3. Just-in-time binding (or Implicit binding). This means if you have a zero-arg constructor, there's no additional binding needed, just inject it! Same if you're trying to inject a constructor with multiple args that are either zero-arg constructors, or already injected, there is no need for additional configuration. Again, just inject it!

4. Eager/Lazy injection When you inject with Spring, it says I will inject nothing or all the things. There is an option in Guice to inject lazily, which means only create the subsection of the dependency graph that I need. This means a few things - you don't need those weird special Spring testing files, Guice injects way faster in testing, and you can run integration tests in Eclipse with minimal to no setup!

5. Binding by types. This is different from Spring, which binds by names. In Spring, if you accidentally bind two instances to the same name, Spring will fail silently, and will confuse you even more by taking the binding which came last (yech).

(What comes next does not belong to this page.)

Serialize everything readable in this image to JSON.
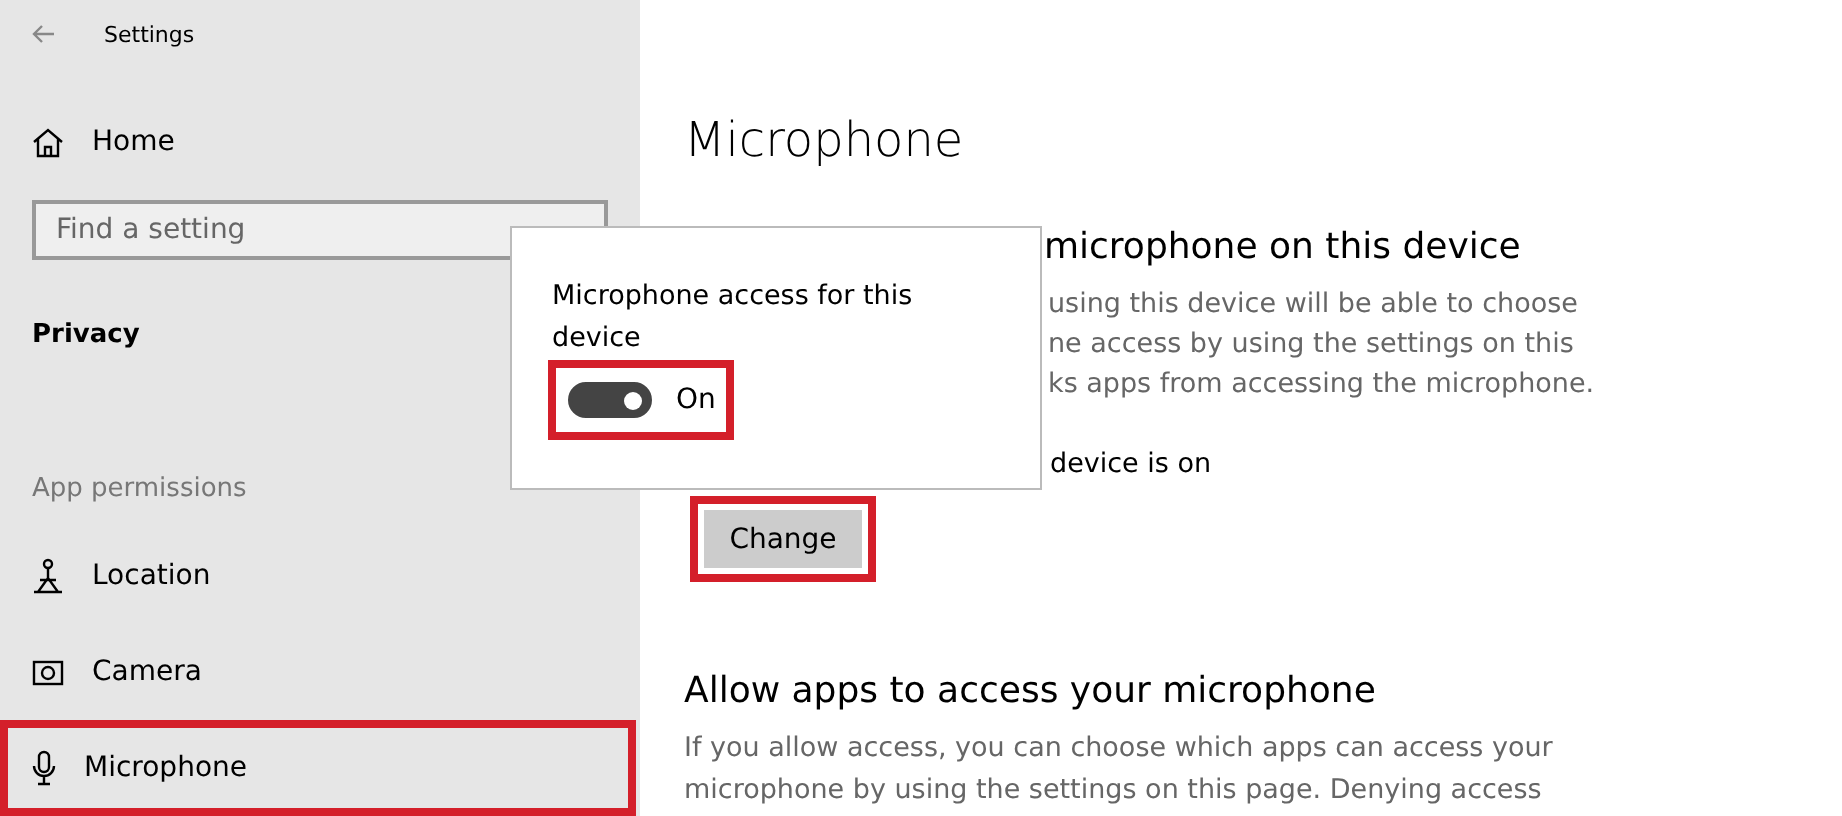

Spring offers a "bind by type" option, but don't let it fool you - its underlying implementation is still a String.

Source: https://github.com/google/guice

I would also suggest you take a look at HK2 for a light-weight J2SE DI engine. It is similar to Guice and CDI and has many extensibility features that you might find interesting. It also works with Guice and Spring via bi-directional bridges. You can start learning about HK2 here: http://hk2.java.net/. Information on the Guice bridge is here: https://hk2.java.net/2.2.0-b27/guice-bridge.html. Information on the Spring bridge is here: https://hk2.java.net/2.2.0-b27/spring-bridge.html.

The decision of which DI provider to use is based a lot on the special features needed by your application.